E la prima ad essere coivolta in questa iniziativa è la Provincia: «Nelle sue competenze di pianificazione territoriale - spiega Nosiglia - la Provincia può rivestire un ruolo importante nell'individuazione, a livello di distretti socio-sanitari, di zone dedicate agli zingari, privilegiando decisamente molteplici insediamenti di piccole-piccolissime dimensioni».
Insomma, il vescovo chiede aiuto alla Dal Lago per l’individuazione di aree da destinare a campi nomadi di alcuni comuni e della città.

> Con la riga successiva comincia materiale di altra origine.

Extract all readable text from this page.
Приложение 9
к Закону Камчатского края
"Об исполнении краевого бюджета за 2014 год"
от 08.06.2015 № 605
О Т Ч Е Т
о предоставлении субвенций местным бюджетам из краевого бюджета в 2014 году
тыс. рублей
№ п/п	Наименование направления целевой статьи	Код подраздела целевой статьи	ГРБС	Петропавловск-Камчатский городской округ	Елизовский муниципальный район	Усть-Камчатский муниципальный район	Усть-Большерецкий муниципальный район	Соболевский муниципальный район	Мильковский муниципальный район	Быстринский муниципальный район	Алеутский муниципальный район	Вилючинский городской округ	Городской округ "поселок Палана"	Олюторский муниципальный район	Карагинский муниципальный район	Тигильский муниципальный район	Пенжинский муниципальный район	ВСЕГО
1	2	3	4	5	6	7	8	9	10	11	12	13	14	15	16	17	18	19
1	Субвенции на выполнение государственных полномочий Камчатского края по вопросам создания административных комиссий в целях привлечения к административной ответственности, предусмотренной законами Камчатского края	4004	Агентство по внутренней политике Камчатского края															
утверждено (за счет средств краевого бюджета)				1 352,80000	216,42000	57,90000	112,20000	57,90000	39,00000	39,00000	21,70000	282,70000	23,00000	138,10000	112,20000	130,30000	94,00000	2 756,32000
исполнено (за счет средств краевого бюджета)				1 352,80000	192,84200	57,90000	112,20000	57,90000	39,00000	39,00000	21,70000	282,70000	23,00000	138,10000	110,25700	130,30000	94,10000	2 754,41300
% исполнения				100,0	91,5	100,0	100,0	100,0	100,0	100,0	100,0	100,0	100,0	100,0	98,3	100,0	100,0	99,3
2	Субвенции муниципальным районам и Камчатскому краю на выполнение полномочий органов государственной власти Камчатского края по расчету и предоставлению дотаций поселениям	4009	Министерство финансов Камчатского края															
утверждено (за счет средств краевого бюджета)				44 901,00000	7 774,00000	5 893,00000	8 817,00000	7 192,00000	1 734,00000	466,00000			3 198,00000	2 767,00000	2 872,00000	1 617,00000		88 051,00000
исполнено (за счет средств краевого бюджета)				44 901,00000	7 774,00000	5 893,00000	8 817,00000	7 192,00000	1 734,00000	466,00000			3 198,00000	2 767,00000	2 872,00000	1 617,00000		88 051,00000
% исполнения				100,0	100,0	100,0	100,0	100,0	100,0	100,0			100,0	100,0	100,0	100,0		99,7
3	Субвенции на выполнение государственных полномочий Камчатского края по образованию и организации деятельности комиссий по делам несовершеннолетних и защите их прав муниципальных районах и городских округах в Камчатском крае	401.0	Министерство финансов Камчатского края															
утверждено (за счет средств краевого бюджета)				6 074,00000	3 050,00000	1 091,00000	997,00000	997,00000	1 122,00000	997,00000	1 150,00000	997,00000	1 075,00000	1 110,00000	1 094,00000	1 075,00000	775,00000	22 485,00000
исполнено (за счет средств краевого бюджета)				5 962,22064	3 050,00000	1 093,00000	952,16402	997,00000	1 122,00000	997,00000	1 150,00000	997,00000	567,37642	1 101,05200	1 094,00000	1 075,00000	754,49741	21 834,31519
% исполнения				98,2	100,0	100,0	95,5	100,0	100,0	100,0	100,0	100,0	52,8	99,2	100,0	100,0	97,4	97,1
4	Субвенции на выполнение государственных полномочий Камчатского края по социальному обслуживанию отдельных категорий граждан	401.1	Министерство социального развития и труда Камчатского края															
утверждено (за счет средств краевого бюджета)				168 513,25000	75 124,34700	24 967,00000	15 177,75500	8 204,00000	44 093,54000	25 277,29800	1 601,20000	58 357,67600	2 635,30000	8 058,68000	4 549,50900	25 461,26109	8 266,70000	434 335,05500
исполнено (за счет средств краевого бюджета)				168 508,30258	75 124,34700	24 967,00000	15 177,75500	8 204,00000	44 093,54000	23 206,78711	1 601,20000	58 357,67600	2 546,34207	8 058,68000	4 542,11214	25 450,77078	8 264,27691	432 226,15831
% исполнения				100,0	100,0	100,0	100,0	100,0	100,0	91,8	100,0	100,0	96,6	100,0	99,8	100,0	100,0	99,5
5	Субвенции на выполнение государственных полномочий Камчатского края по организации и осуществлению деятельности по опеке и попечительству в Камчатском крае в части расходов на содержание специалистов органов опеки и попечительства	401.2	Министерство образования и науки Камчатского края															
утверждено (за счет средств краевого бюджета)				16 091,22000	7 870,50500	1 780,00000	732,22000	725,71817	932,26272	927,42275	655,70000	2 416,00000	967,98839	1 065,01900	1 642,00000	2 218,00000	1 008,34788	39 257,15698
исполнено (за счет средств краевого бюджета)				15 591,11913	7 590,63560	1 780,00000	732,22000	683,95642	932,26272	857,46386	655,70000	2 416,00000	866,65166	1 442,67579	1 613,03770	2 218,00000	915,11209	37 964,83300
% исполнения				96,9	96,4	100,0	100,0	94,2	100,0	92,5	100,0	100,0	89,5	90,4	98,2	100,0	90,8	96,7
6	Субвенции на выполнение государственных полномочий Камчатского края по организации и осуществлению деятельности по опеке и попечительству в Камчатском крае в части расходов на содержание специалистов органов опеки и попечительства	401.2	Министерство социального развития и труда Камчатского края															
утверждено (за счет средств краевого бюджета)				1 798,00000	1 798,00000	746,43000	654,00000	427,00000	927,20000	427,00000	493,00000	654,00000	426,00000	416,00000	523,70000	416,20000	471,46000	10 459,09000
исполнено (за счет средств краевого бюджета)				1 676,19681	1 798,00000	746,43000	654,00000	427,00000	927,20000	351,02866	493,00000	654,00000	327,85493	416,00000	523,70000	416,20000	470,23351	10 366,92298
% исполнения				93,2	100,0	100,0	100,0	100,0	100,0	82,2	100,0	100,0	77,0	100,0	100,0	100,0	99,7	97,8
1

Nei giorni scorsi Nosiglia ha incontrato un gruppo di amministratori locali il cui territorio è interessato dalla presenza di famiglie di zingari. Mason, Schio, Malo, Sandrigo, Montecchio Maggiore, Creazzo, Quinto, Costabissara, Torri di Quartesolo, Camisano, Bassano e Vicenza. Incontro che faceva seguito agli “Orientamenti per una pastorale degli zingari del Pontificio Consiglio per i Migranti e gli Itineranti”.

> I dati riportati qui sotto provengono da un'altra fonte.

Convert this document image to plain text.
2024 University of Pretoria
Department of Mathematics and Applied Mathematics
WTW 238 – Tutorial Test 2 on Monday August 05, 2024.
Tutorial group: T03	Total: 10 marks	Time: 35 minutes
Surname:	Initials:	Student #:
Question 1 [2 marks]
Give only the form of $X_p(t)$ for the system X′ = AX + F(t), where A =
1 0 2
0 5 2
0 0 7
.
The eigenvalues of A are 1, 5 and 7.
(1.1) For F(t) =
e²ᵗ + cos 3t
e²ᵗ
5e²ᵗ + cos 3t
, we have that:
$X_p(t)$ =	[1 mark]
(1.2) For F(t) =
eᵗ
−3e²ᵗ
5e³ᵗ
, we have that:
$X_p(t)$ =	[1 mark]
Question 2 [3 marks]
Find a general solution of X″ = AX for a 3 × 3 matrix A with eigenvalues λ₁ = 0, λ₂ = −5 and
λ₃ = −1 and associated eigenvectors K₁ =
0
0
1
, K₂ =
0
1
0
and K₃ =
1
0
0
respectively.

«Consapevole da un lato del mio dovere pastorale e dall'altro dell'essenziale e vitale necessità di rispettare l'autonomia della civica convivenza - ha spiegato il vescovo - sento la necessità di iniziare un confronto progettuale che possa meglio vedere la comunità ecclesiale e quella civile affrontare insieme possibili percorsi di convivenza, promozione umana ed integrazione per le persone nomadi».
Primo passo dell'incontro, coordinato dal direttore della Caritas diocesana don Giovanni Sandonà, è stata l'analisi della realtà vicentina e la ricerca di una maggior conoscenza di questo popolo. Per questo è stato presentato un documento dal titolo “Gli Zingari: una cultura da conoscere e valorizzare o difesa da una minoranza scomoda? Quali politiche di integrazione/inclusione sociale per affrontare le problematiche delle comunità zingare-nomadi e dei minori”.
«Solo imparando a dialogare con ogni persona, chiunque essa sia e in nome della sua dignità - afferma il direttore della Caritas diocesana don Giovanni Sandonà - potremmo pensare di intravedere percorsi e proposte che, mettendo insieme zingari, amministrazioni civiche e comunità ecclesiale, potranno sortire risultati di promozione umana e di miglior convivenza sociale, ovviamente nei tempi medio lunghi e qualora vi sia disponibilità e continuità nel perseguire gli obiettivi che ci si dà. Queste sono questioni di fronte alle quali anche gli amministratori locali spesso si sentono soli e per questo l'invito del vescovo è stato apprezzato dai presenti, ben consapevoli che la realtà non si può ignorare».
Non è tutto perché il piano messo insieme dalla diocesi prevede anche di «valorizzare e dare visibilità alle esperienze positive realizzate da enti locali, aziende sanitarie, istituzioni scolastiche, pubblica sicurezza e autorità giudiziarie, sia nel Vicentino che a livello regionale e nazionale. L'ultima è prevedere progetti - con priorità a quelli relativi all'istruzione, all'educazione e alla formazione al lavoro - nei Piani di Zona delle diverse aziende Ulss, creando se possibile una rete territoriale che favorisca nel medio-lungo termine il ruolo attivo e la partecipazione delle comunità Rom-Sinti».
Una sfida difficile ma necessaria secondo Nosiglia, «per trovare i modi di aiutare le comunità zingare, coinvolgendole il più attivamente possibile, a liberarsi da una condizione di passività e di emarginazione sociale». Il dado è tratto, il gruppo di lavoro proseguirà, ora bisognerà attendere quanto l’invito del vescovo sarà raccolto da tutte le istituzioni, Provincia compresa.